Eric Highsmith Griffin

The May 10, 2016 death of Eric Highsmith Griffin in Lexington, South Carolina came as a shock to his friends and family. The 38-year-old father of two small children lived with his older sister, Nicole, caring for her after a hospitalization, while she supported him through a hard break-up and custody battle with the mother of his children.

Nicole and Eric had always been close: both were adopted, and she was just five when her six-week-old brother came home. Eric was a great baseball player and artist with an enormous smile. Eric was also generous and protective: after Nicole’s divorce, he secretly left extra cash in her mailbox with the note “From your angel,” and helped her around the house.

Times were tough for Eric and Nicole, but they supported each other, surrounded by the love of their family. Early that day, as he was preparing to go to a custody meeting with his lawyer and his father, Eric texted Nicole to say how much he loved and appreciated her. But she never heard how the meeting went. Eric hadn’t arrived to pick up his father. When frantic phone calls didn’t reach him, Eric’s mother drove to the house. She found him slumped in a chair in the garage, his car door open, ready to go to the meeting. EMTs were not able to revive him.
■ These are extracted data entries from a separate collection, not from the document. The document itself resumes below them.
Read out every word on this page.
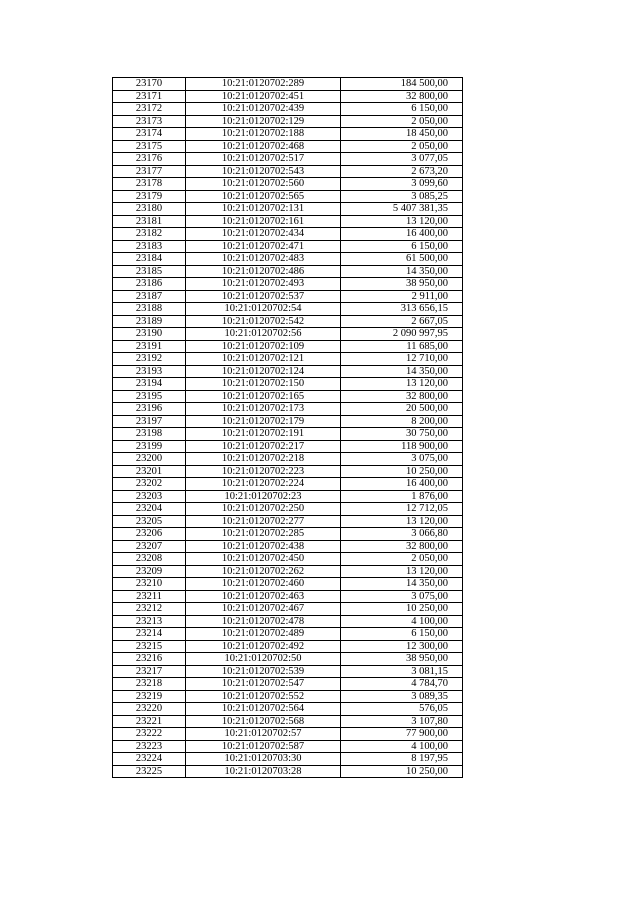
23170	10:21:0120702:289	184 500,00
23171	10:21:0120702:451	32 800,00
23172	10:21:0120702:439	6 150,00
23173	10:21:0120702:129	2 050,00
23174	10:21:0120702:188	18 450,00
23175	10:21:0120702:468	2 050,00
23176	10:21:0120702:517	3 077,05
23177	10:21:0120702:543	2 673,20
23178	10:21:0120702:560	3 099,60
23179	10:21:0120702:565	3 085,25
23180	10:21:0120702:131	5 407 381,35
23181	10:21:0120702:161	13 120,00
23182	10:21:0120702:434	16 400,00
23183	10:21:0120702:471	6 150,00
23184	10:21:0120702:483	61 500,00
23185	10:21:0120702:486	14 350,00
23186	10:21:0120702:493	38 950,00
23187	10:21:0120702:537	2 911,00
23188	10:21:0120702:54	313 656,15
23189	10:21:0120702:542	2 667,05
23190	10:21:0120702:56	2 090 997,95
23191	10:21:0120702:109	11 685,00
23192	10:21:0120702:121	12 710,00
23193	10:21:0120702:124	14 350,00
23194	10:21:0120702:150	13 120,00
23195	10:21:0120702:165	32 800,00
23196	10:21:0120702:173	20 500,00
23197	10:21:0120702:179	8 200,00
23198	10:21:0120702:191	30 750,00
23199	10:21:0120702:217	118 900,00
23200	10:21:0120702:218	3 075,00
23201	10:21:0120702:223	10 250,00
23202	10:21:0120702:224	16 400,00
23203	10:21:0120702:23	1 876,00
23204	10:21:0120702:250	12 712,05
23205	10:21:0120702:277	13 120,00
23206	10:21:0120702:285	3 066,80
23207	10:21:0120702:438	32 800,00
23208	10:21:0120702:450	2 050,00
23209	10:21:0120702:262	13 120,00
23210	10:21:0120702:460	14 350,00
23211	10:21:0120702:463	3 075,00
23212	10:21:0120702:467	10 250,00
23213	10:21:0120702:478	4 100,00
23214	10:21:0120702:489	6 150,00
23215	10:21:0120702:492	12 300,00
23216	10:21:0120702:50	38 950,00
23217	10:21:0120702:539	3 081,15
23218	10:21:0120702:547	4 784,70
23219	10:21:0120702:552	3 089,35
23220	10:21:0120702:564	576,05
23221	10:21:0120702:568	3 107,80
23222	10:21:0120702:57	77 900,00
23223	10:21:0120702:587	4 100,00
23224	10:21:0120703:30	8 197,95
23225	10:21:0120703:28	10 250,00
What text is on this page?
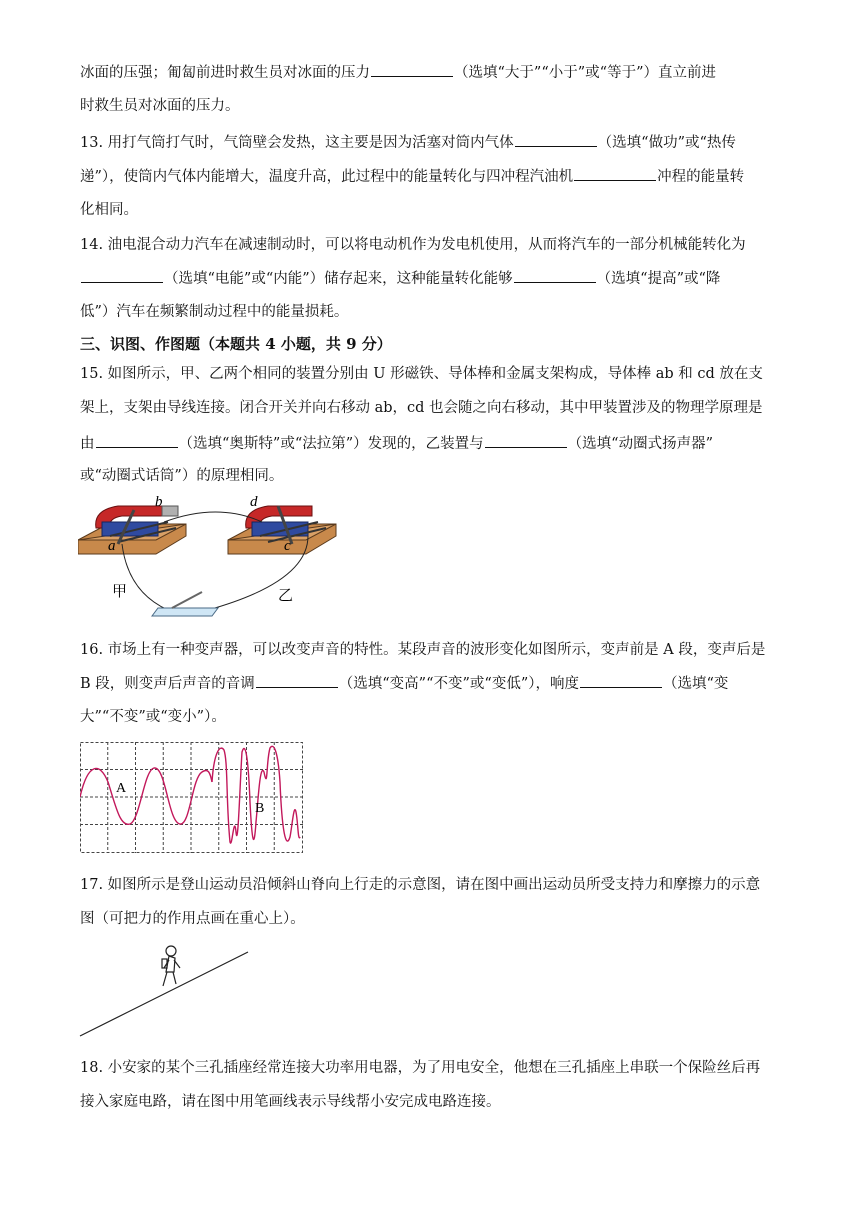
冰面的压强；匍匐前进时救生员对冰面的压力	（选填“大于”“小于”或“等于”）直立前进
时救生员对冰面的压力。
13. 用打气筒打气时，气筒壁会发热，这主要是因为活塞对筒内气体	（选填“做功”或“热传
递”），使筒内气体内能增大，温度升高，此过程中的能量转化与四冲程汽油机	冲程的能量转
化相同。
14. 油电混合动力汽车在减速制动时，可以将电动机作为发电机使用，从而将汽车的一部分机械能转化为
（选填“电能”或“内能”）储存起来，这种能量转化能够	（选填“提高”或“降
低”）汽车在频繁制动过程中的能量损耗。
三、识图、作图题（本题共 4 小题，共 9 分）
15. 如图所示，甲、乙两个相同的装置分别由 U 形磁铁、导体棒和金属支架构成，导体棒 ab 和 cd 放在支
架上，支架由导线连接。闭合开关并向右移动 ab，cd 也会随之向右移动，其中甲装置涉及的物理学原理是
由	（选填“奥斯特”或“法拉第”）发现的，乙装置与	（选填“动圈式扬声器”
或“动圈式话筒”）的原理相同。
b
a
d
c
甲	乙
16. 市场上有一种变声器，可以改变声音的特性。某段声音的波形变化如图所示，变声前是 A 段，变声后是
B 段，则变声后声音的音调	（选填“变高”“不变”或“变低”），响度	（选填“变
大”“不变”或“变小”）。
A
B
17. 如图所示是登山运动员沿倾斜山脊向上行走的示意图，请在图中画出运动员所受支持力和摩擦力的示意
图（可把力的作用点画在重心上）。
18. 小安家的某个三孔插座经常连接大功率用电器，为了用电安全，他想在三孔插座上串联一个保险丝后再
接入家庭电路，请在图中用笔画线表示导线帮小安完成电路连接。
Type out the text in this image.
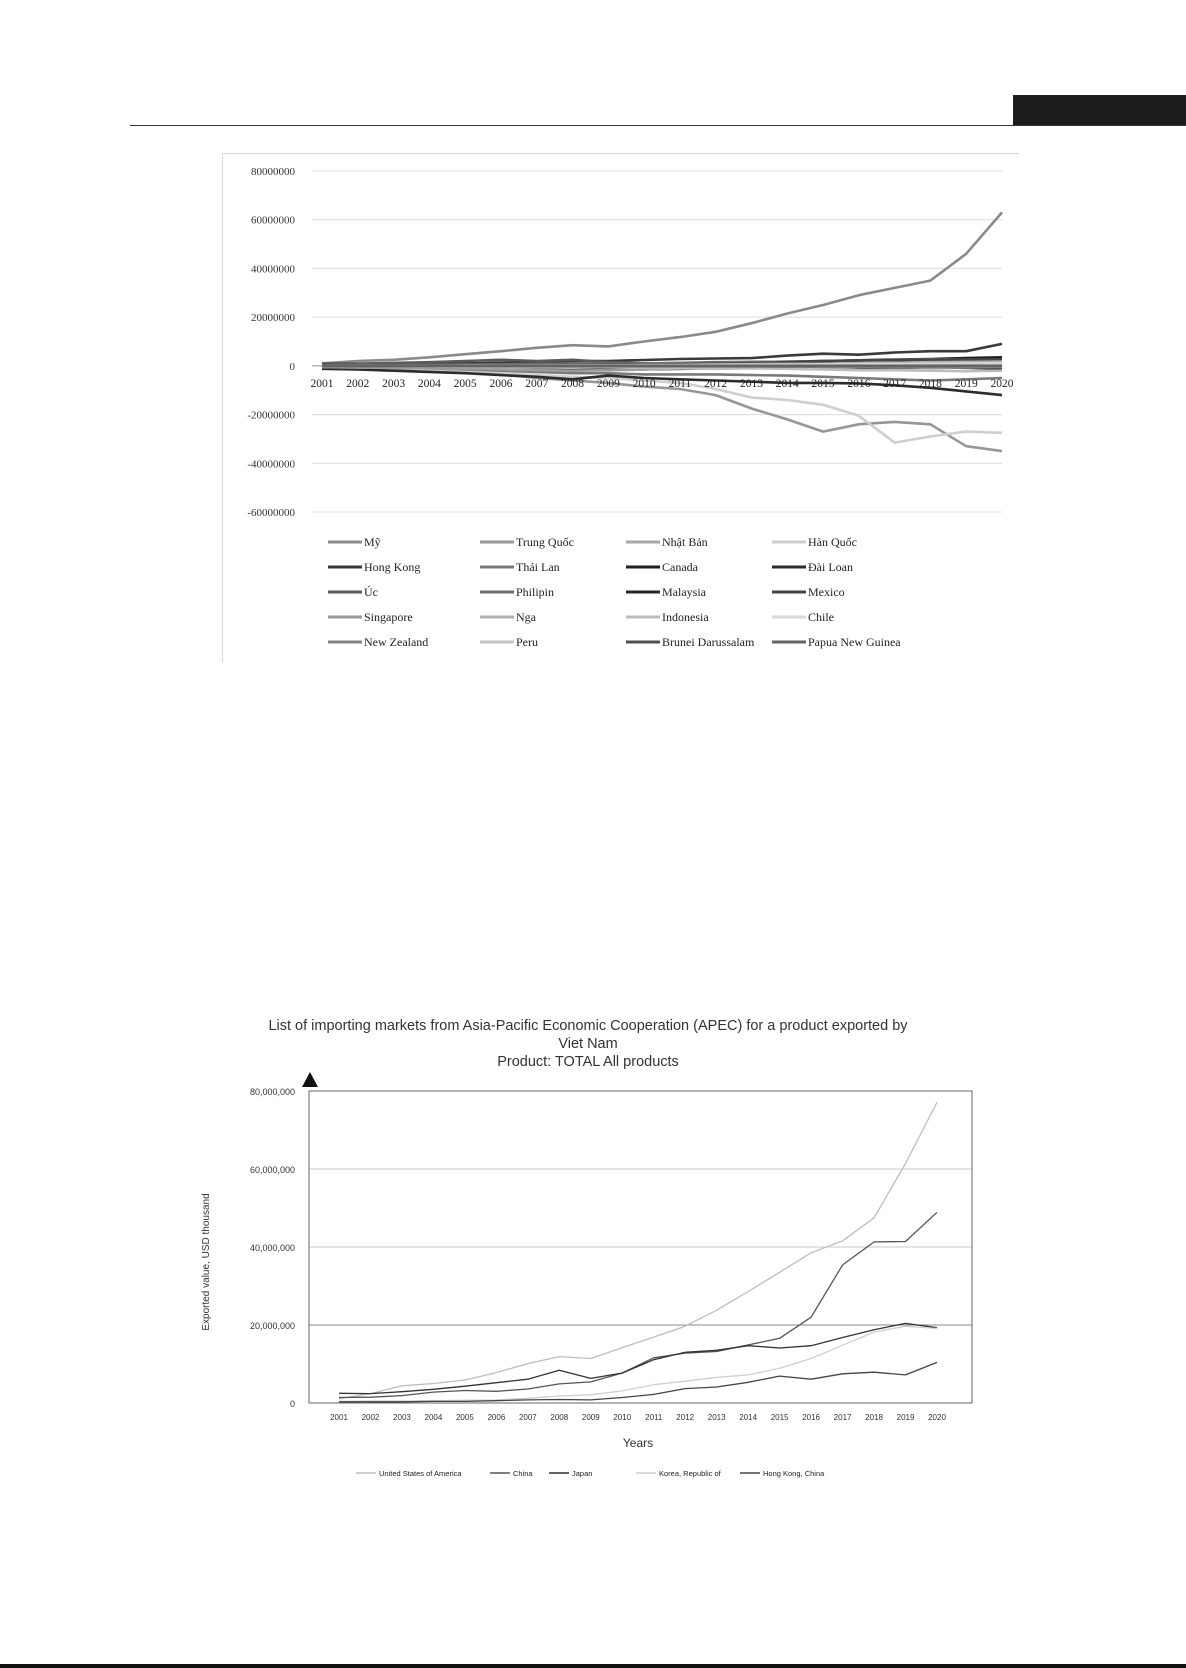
80000000
60000000
40000000
20000000
0
-20000000
-40000000
-60000000
2001 2002 2003 2004 2005 2006 2007 2008 2009 2010 2011 2012 2013 2014 2015 2016 2017 2018 2019 2020
Mỹ	Trung Quốc	Nhật Bản	Hàn Quốc
Hong Kong	Thái Lan	Canada	Đài Loan
Úc	Philipin	Malaysia	Mexico
Singapore	Nga	Indonesia	Chile
New Zealand	Peru	Brunei Darussalam	Papua New Guinea
List of importing markets from Asia-Pacific Economic Cooperation (APEC) for a product exported by Viet Nam
Product: TOTAL All products
80,000,000
60,000,000
40,000,000
20,000,000
0
Exported value, USD thousand
2001 2002 2003 2004 2005 2006 2007 2008 2009 2010 2011 2012 2013 2014 2015 2016 2017 2018 2019 2020
Years
United States of America	China	Japan	Korea, Republic of	Hong Kong, China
Was it a heart attack from the stress? The police report was shocking: Eric had both Xanax and deadly fentanyl in his system at his death. Nicole found only two Xanax pills among Eric’s things, unsurprising given his anxiety about the break-up. Nicole sent the two pills for testing, and discovered they were not Xanax: they were counterfeits laced with fentanyl.

Eric’s phone showed that he had purchased the pills from the friend of a friend. In 2016, early in the counterfeit medicine crisis, Eric had no idea that Xanax he wanted for the acute anxiety caused by the custody battle might contain a deadly poison. He would never have risked his life, or caused suffering to his children and family, had he known that a non-opioid anti-anxiety medication could really be a counterfeit poison pill.

Eric’s best friend, Larry Huff, said that Eric was joyful. Well-liked, fearless and funny, he smiled so often that his friends nicknamed him “Smiley.” Eric and Larry met in elementary school and stayed close through college at the University of South Carolina. He was a fan of sports, particularly baseball, throughout his life. Eric’s joy infused his relationships with his family, especially his children, a boy and a girl, and his niece. Just weeks before, Eric had cheered his niece’s high school dance performance by shouting, “Go, Ray Ray!” across the auditorium. He played with his children as if he was a child himself, and was eloquent about his love for them. Loyal and tender, Eric seemed amazed by his capacity to love. After the birth of his first child, he told Larry: “You think there’s no more space to love someone, and then your heart grows another size.”